The Child Tax Credit is Key to Ending Childhood Hunger

November 4, 2022 | Ohio

The Child Tax Credit is Key to Ending Childhood Hunger

By Katherine Ungar, Senior Policy Associate | November 4, 2022

Child Tax Credit (“CTC”) payments had an immediate impact on children and families, as we discussed in our prior blog posts here and here. For many, the CTC was a lifeline for affording basic needs like food, rent, and clothing.

Research confirms that the Child Tax Credit is essential to end childhood hunger and poverty. In fact, a study published in JAMA Network on October 21, 20221 titled “Association of the Expiration of Child Tax Credit Advance Payments with Food Insufficiency in US Households” conclude that food insufficiency increased substantially between January and July after the expiration of the monthly Child Tax Credits on January 15, 2022. They found a nearly 25% increase in food insufficiency, impacting Black, Hispanic and Indigenous families the most.

To measure the impact of the CTC, researchers conducted a cross-sectional study and analyzed US Census data of nearly 600,000 families from July 2021 to July 2022. Low-income households saw the largest increase in food insufficiency after the expiration of the monthly payments, underscoring the importance these credits had for keeping food on the table and reducing childhood poverty.

The conclusion of the study is worth repeating here:

The findings of this study suggest that there was an increase in food insufficiency among households with children after they stopped receiving monthly CTC payments. Given the well-documented associations between inability to afford food and poor health outcomes across the life span, Congress should consider swift action to reinstate this policy.

The CTC, though not designed to be a nutrition program, allowed families to keep food on the table, the most basic of human needs.

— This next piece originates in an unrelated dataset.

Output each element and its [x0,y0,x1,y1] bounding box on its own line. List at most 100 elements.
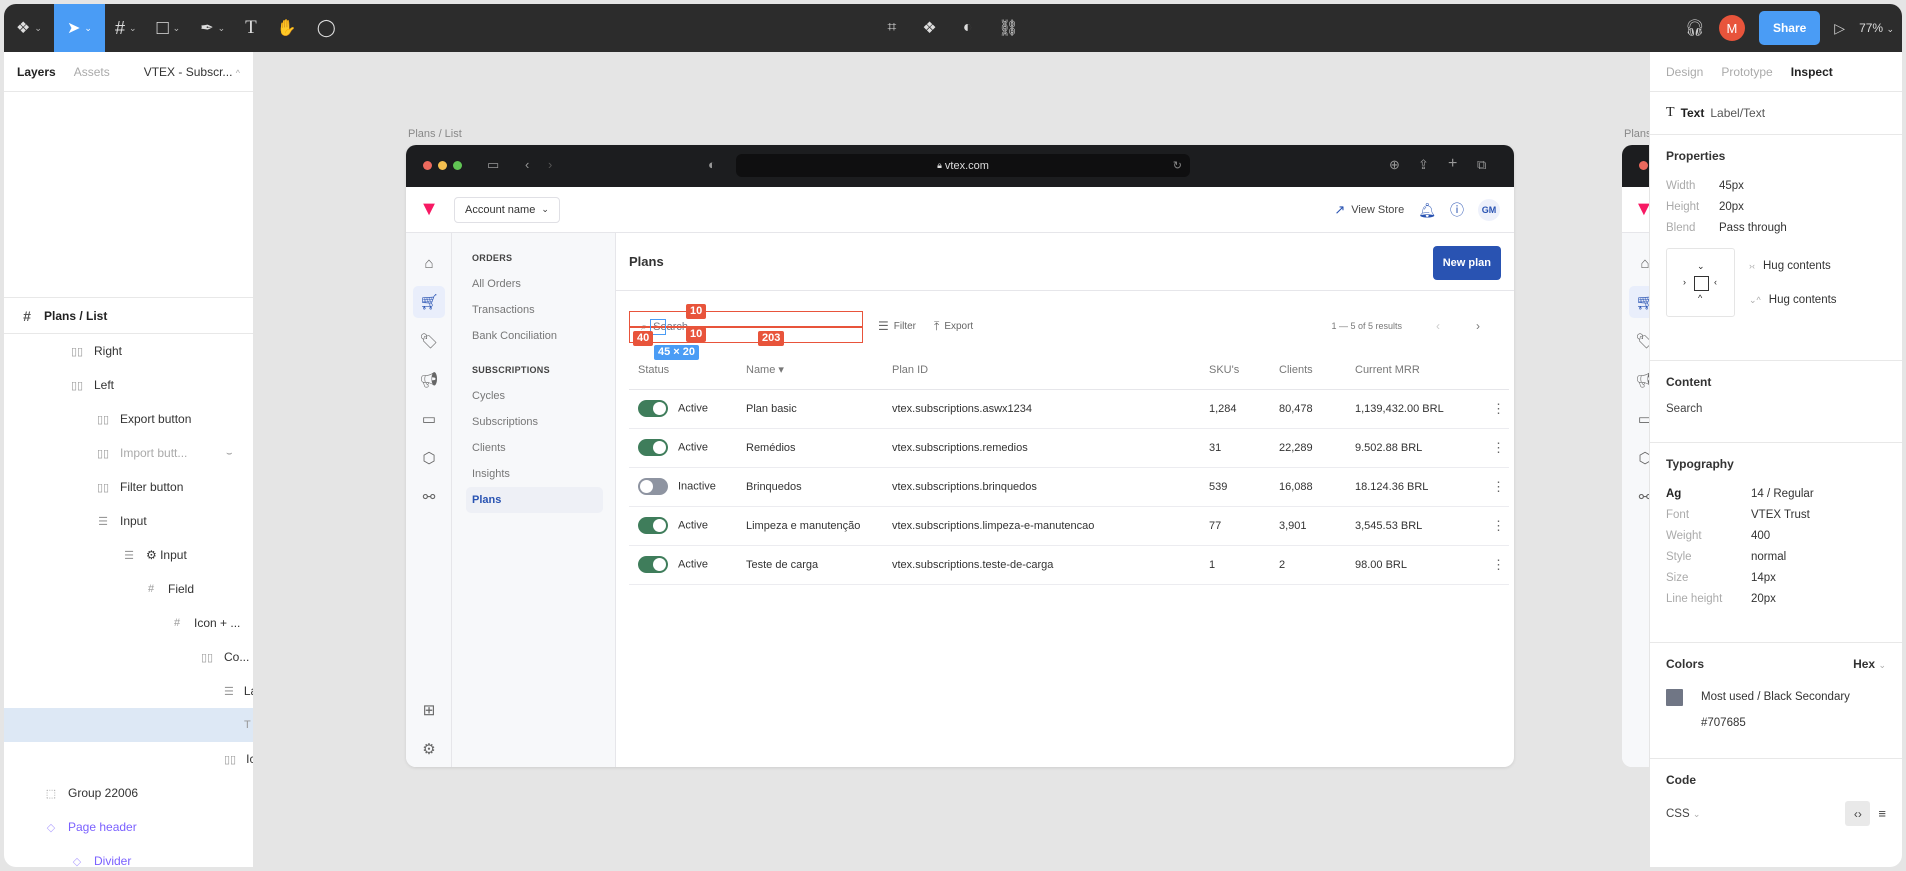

Another study from the Brookings Institute, titled “The Impacts of the 2021 Expanded Child Tax Credit on Family Employment, Nutrition, and Financial Well-being”, reiterates the positive impacts of the CTC on child and family well-being. Researchers found, among other things, that:

  • The expanded CTC significantly improved financial security of eligible families.
  • The expanded CTC significantly improved food security and healthy eating among those eligible.
  • Around 70% of CTC recipients who were negatively impacted by inflation said the CTC payments helped them better manage higher prices.
  • The monthly CTC allowed families of color to make significant investments in their children’s long-term educational outcomes (Black, Hispanic and other non-white households were more likely to use the CTC for childcare and education expenses).

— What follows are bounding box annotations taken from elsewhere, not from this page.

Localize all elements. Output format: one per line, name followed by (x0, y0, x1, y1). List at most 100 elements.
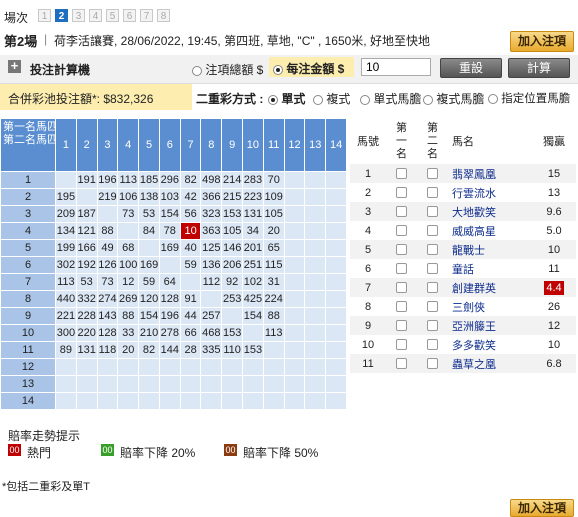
second-place-checkbox[interactable] (427, 168, 438, 180)
first-place-checkbox[interactable] (396, 301, 407, 313)
odds-cell[interactable]: 138 (138, 188, 160, 206)
odds-cell[interactable]: 40 (179, 239, 202, 257)
odds-cell[interactable]: 68 (117, 239, 140, 257)
odds-cell[interactable]: 187 (75, 205, 98, 223)
odds-cell[interactable]: 166 (75, 239, 98, 257)
odds-cell[interactable]: 31 (262, 273, 285, 291)
odds-cell[interactable]: 20 (117, 341, 140, 359)
odds-cell[interactable]: 28 (179, 341, 202, 359)
odds-cell[interactable]: 468 (200, 324, 223, 342)
horse-name-link[interactable]: 龍戰士 (448, 240, 532, 259)
odds-cell[interactable]: 153 (242, 341, 264, 359)
odds-cell[interactable]: 110 (221, 341, 244, 359)
radio-icon[interactable] (360, 94, 370, 105)
mode-multiple[interactable]: 複式 (313, 90, 350, 107)
horse-name-link[interactable]: 創建群英 (448, 278, 532, 297)
race-tab-5[interactable]: 5 (106, 9, 119, 22)
add-bet-button-top[interactable]: 加入注項 (510, 31, 574, 52)
odds-cell[interactable]: 131 (242, 205, 264, 223)
horse-name-link[interactable]: 大地歡笑 (448, 202, 532, 221)
first-place-checkbox[interactable] (396, 187, 407, 199)
odds-cell[interactable]: 65 (262, 239, 285, 257)
odds-cell[interactable]: 228 (75, 307, 98, 325)
odds-cell[interactable]: 274 (96, 290, 119, 308)
horse-name-link[interactable]: 三劍俠 (448, 297, 532, 316)
odds-cell[interactable]: 144 (158, 341, 181, 359)
odds-cell[interactable]: 118 (96, 341, 119, 359)
odds-cell[interactable]: 73 (117, 205, 140, 223)
odds-cell[interactable]: 125 (200, 239, 223, 257)
reset-button[interactable]: 重設 (440, 58, 502, 78)
second-place-checkbox[interactable] (427, 320, 438, 332)
horse-name-link[interactable]: 多多歡笑 (448, 335, 532, 354)
odds-cell[interactable]: 191 (75, 171, 98, 189)
race-tab-6[interactable]: 6 (123, 9, 136, 22)
odds-cell[interactable]: 88 (96, 222, 119, 240)
odds-cell[interactable]: 56 (179, 205, 202, 223)
odds-cell[interactable]: 49 (96, 239, 119, 257)
first-place-checkbox[interactable] (396, 225, 407, 237)
odds-cell[interactable]: 115 (262, 256, 285, 274)
odds-cell[interactable]: 131 (75, 341, 98, 359)
mode-single[interactable]: 單式 (268, 90, 305, 107)
race-tab-3[interactable]: 3 (72, 9, 85, 22)
odds-cell[interactable]: 253 (221, 290, 244, 308)
unit-amount-input[interactable] (361, 58, 431, 76)
odds-cell[interactable]: 269 (117, 290, 140, 308)
second-place-checkbox[interactable] (427, 263, 438, 275)
second-place-checkbox[interactable] (427, 339, 438, 351)
radio-icon[interactable] (268, 94, 278, 105)
odds-cell[interactable]: 146 (221, 239, 244, 257)
odds-cell[interactable]: 498 (200, 171, 223, 189)
odds-cell[interactable]: 44 (179, 307, 202, 325)
odds-cell[interactable]: 296 (158, 171, 181, 189)
odds-cell[interactable]: 78 (158, 222, 181, 240)
radio-unit-icon[interactable] (273, 64, 283, 75)
first-place-checkbox[interactable] (396, 244, 407, 256)
odds-cell[interactable]: 206 (221, 256, 244, 274)
odds-cell[interactable]: 210 (138, 324, 160, 342)
odds-cell[interactable]: 126 (96, 256, 119, 274)
odds-cell[interactable]: 88 (262, 307, 285, 325)
horse-name-link[interactable]: 威威高星 (448, 221, 532, 240)
odds-cell[interactable]: 153 (221, 324, 244, 342)
odds-cell[interactable]: 366 (200, 188, 223, 206)
odds-cell[interactable]: 53 (138, 205, 160, 223)
second-place-checkbox[interactable] (427, 225, 438, 237)
odds-cell[interactable]: 64 (158, 273, 181, 291)
odds-cell[interactable]: 128 (158, 290, 181, 308)
odds-cell[interactable]: 223 (242, 188, 264, 206)
odds-cell[interactable]: 128 (96, 324, 119, 342)
option-unit-amount[interactable]: 每注金額 $ (269, 57, 354, 77)
odds-cell[interactable]: 82 (179, 171, 202, 189)
odds-cell[interactable]: 199 (55, 239, 77, 257)
odds-cell[interactable]: 105 (221, 222, 244, 240)
race-tab-8[interactable]: 8 (157, 9, 170, 22)
odds-cell[interactable]: 169 (158, 239, 181, 257)
odds-cell[interactable]: 113 (55, 273, 77, 291)
odds-cell[interactable]: 121 (75, 222, 98, 240)
odds-cell[interactable]: 103 (158, 188, 181, 206)
odds-cell[interactable]: 220 (75, 324, 98, 342)
odds-cell[interactable]: 84 (138, 222, 160, 240)
odds-cell[interactable]: 53 (75, 273, 98, 291)
odds-cell[interactable]: 195 (55, 188, 77, 206)
odds-cell[interactable]: 209 (55, 205, 77, 223)
odds-cell[interactable]: 88 (117, 307, 140, 325)
odds-cell[interactable]: 154 (242, 307, 264, 325)
odds-cell[interactable]: 136 (200, 256, 223, 274)
second-place-checkbox[interactable] (427, 244, 438, 256)
odds-cell[interactable]: 154 (138, 307, 160, 325)
odds-cell[interactable]: 363 (200, 222, 223, 240)
odds-cell[interactable]: 73 (96, 273, 119, 291)
odds-cell[interactable]: 214 (221, 171, 244, 189)
horse-name-link[interactable]: 亞洲籐王 (448, 316, 532, 335)
odds-cell[interactable]: 335 (200, 341, 223, 359)
odds-cell[interactable]: 302 (55, 256, 77, 274)
race-tab-4[interactable]: 4 (89, 9, 102, 22)
radio-icon[interactable] (423, 94, 433, 105)
odds-cell[interactable]: 113 (117, 171, 140, 189)
odds-cell[interactable]: 143 (96, 307, 119, 325)
odds-cell[interactable]: 70 (262, 171, 285, 189)
horse-name-link[interactable]: 童話 (448, 259, 532, 278)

The CTC, which was temporarily expanded and increased by the American Rescue Plan Act for tax year 2021, provided up to $3600 per child under age 6 and $3000 per child up to age 17. The expansion also made the tax credit fully refundable and provided half of the credit in monthly payments for the first six months. It proved to be a significant down-payment on ending childhood poverty. In other words, the expanded CTC works. It kept children fed, housed, safe, ready for school, and improved their overall wellbeing.

Of any policy we work on to improve the lives of children, the CTC, perhaps, is the most significant. In the words of our founder, Marian Wright Edelman, “If we don’t stand up for children, then we don’t stand for much.”

That is why we are working hard to stand up for children and pass a permanent and inclusive child allowance to ensure that families can make ends meet and take care of their children.